The other element of the movie that I think went beyond the useless blood and gore is the explorations of humanity. Many movies have shown how machines can go bad and attack the people who created them. The ED 209 is the perfect example of this view of robots. However, there is something different about Robocop (Murphy). Robocop still has a human element which prevents him from firing on innocent bystanders, like the ED 209. Some people may think that Robocop’s trip to his house, the pictures of his family, and his friendship with Officer Lewis is sort of hokey, but I think it is an important part of the film. Other characters in the film such as Dick Jones and Clarence Boddicker are so ruthless that they lack the ability to humane. It is ironic that in the end the Robocop is more human than his advisories. By having the robot as the humane character, Verhoeven is making a point about awful people have become.

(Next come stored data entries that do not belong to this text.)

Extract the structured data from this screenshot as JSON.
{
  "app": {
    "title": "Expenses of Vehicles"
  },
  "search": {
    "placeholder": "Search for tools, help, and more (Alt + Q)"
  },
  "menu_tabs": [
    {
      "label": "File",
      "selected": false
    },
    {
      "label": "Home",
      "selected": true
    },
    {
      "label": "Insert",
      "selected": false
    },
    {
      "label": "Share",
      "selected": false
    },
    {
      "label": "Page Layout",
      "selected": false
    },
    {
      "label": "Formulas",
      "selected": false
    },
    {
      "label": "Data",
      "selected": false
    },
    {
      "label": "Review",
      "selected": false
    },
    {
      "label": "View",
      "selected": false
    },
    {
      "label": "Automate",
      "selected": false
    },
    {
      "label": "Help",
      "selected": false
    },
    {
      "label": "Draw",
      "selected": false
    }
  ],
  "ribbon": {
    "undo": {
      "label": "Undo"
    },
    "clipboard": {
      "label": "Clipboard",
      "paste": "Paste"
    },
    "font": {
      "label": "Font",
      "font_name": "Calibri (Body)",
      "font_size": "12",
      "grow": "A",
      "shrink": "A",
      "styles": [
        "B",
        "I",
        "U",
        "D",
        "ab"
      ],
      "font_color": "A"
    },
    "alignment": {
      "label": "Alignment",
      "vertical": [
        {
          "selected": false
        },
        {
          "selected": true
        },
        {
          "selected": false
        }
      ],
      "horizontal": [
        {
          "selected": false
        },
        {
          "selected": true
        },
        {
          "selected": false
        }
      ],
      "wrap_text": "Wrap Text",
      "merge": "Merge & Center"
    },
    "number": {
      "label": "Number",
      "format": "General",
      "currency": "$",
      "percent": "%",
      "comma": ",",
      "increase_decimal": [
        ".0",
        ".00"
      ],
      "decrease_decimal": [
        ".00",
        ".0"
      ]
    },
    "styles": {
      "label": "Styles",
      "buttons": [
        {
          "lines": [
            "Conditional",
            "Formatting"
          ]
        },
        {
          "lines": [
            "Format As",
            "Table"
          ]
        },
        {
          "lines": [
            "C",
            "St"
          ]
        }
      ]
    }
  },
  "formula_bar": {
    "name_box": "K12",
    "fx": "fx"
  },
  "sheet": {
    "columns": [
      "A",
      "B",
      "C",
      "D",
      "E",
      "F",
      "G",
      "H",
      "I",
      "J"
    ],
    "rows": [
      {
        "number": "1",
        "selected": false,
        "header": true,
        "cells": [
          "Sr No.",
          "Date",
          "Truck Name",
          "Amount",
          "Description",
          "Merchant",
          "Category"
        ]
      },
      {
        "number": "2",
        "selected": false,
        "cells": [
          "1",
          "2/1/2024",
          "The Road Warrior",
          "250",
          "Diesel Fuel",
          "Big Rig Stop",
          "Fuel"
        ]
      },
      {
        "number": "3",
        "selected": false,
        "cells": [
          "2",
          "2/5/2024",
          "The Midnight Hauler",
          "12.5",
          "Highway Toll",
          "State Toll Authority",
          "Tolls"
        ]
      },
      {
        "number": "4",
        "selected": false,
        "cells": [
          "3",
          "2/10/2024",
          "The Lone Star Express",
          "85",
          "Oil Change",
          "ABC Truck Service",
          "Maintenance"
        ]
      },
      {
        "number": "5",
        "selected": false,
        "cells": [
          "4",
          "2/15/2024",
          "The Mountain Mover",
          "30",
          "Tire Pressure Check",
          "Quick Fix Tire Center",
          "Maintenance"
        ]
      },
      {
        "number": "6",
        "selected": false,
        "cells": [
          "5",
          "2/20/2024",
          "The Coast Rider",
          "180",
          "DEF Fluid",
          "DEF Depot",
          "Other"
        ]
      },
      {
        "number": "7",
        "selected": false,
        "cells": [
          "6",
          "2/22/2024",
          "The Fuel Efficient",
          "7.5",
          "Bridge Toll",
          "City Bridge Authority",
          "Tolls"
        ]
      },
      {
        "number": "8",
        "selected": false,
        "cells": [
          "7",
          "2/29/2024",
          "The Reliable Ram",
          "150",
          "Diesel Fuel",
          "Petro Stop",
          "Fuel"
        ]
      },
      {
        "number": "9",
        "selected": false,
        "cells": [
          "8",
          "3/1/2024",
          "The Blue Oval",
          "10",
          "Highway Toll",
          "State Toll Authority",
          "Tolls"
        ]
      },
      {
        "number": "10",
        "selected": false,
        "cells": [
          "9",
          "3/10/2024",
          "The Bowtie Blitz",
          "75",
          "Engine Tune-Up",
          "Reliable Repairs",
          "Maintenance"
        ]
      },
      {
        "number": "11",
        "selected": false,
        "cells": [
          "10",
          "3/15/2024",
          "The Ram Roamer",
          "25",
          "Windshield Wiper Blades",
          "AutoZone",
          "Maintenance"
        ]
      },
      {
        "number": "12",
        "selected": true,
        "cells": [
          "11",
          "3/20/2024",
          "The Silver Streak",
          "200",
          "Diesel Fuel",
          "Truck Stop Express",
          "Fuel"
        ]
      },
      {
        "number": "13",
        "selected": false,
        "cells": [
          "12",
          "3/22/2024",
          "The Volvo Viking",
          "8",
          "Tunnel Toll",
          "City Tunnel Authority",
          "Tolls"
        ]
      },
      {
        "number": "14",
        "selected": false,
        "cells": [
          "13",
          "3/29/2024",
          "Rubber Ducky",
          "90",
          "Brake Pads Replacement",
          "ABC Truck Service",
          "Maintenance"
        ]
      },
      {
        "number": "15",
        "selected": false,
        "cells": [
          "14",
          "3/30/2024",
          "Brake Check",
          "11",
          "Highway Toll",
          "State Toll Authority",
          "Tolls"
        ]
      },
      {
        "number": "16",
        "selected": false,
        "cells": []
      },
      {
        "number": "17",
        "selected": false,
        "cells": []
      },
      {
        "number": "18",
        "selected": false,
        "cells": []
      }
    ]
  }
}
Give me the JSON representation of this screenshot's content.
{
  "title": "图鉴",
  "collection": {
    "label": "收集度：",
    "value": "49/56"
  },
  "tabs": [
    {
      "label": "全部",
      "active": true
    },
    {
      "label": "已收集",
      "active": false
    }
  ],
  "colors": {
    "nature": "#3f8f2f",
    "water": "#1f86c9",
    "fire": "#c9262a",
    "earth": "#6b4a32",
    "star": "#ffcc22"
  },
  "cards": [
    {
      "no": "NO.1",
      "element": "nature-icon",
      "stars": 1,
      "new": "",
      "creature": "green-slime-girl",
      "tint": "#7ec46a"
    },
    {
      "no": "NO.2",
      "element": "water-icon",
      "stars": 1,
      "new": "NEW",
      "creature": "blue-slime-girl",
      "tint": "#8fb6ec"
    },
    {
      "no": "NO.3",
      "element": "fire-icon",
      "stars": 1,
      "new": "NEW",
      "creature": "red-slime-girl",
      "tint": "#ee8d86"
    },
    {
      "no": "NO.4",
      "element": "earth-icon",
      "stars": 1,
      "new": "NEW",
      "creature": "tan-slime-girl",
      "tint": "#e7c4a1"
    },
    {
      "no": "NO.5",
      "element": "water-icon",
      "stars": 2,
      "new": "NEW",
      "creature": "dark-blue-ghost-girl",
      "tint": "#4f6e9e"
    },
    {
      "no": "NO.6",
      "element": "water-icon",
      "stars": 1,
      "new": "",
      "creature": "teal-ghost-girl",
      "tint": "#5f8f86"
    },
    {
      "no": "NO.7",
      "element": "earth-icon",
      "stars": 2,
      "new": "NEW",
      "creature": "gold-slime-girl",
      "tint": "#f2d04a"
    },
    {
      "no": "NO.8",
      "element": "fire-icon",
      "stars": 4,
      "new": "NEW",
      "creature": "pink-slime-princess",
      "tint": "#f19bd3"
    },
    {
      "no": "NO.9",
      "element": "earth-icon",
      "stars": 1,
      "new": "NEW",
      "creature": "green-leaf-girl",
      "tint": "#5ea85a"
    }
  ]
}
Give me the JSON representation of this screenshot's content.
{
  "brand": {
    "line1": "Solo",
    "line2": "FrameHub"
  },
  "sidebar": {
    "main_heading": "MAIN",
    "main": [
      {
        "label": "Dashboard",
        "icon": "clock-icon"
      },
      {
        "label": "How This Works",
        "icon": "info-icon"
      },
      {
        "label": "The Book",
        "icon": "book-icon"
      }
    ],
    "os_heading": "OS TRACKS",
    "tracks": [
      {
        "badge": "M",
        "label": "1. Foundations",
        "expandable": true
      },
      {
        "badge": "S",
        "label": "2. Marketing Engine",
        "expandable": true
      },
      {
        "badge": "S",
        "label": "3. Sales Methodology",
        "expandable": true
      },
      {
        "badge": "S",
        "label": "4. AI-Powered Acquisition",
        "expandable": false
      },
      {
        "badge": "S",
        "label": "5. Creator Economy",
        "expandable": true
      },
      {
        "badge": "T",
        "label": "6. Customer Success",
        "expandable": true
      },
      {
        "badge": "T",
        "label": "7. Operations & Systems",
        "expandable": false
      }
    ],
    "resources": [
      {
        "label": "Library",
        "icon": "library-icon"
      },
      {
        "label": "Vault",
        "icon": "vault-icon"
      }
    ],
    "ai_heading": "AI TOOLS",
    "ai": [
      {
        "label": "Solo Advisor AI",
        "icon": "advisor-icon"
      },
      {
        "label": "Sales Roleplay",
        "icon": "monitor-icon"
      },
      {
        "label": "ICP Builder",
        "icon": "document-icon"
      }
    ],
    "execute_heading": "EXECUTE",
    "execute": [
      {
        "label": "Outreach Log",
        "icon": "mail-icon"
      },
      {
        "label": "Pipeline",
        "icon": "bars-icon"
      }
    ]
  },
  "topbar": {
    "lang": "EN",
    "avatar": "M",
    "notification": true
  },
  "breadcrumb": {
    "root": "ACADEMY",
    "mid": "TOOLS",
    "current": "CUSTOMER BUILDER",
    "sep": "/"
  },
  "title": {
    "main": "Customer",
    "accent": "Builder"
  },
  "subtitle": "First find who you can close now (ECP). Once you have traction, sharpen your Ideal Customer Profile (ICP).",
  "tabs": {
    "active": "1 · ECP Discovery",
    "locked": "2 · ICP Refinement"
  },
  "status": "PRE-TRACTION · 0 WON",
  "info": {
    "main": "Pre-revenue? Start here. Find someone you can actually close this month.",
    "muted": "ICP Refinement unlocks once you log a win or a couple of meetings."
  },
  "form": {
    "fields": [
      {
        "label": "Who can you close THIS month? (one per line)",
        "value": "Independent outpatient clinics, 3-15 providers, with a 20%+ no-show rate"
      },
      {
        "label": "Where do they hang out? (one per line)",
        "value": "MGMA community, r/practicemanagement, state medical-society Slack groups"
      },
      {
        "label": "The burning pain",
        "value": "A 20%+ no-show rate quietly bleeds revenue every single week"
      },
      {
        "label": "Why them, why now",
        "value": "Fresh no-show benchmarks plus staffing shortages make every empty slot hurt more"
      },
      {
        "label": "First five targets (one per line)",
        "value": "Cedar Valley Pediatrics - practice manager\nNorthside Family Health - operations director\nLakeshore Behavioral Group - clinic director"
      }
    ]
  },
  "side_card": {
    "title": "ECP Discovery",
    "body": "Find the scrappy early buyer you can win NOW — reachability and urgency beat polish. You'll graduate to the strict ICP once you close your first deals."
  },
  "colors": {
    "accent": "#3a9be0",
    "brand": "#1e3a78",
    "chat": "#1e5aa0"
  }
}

  1. I hadn't thought about the irony you mention at the end, but you're right. Robocop was far more humane than any of the guys he killed. I think that's parly why the movie got to me. I'm not ususally one to get emotional over movies like this, but Murphy's character really made me stop and think about how cruel his existence was as a robot, especially since he still seemed to have most of his human emotions attached.

  2. One thing Paul Verhoeven movies never seem to do is provide some kind of solution to the problem of us loosing our humanity. Does Robocop contain this answer and I am just not seeing it?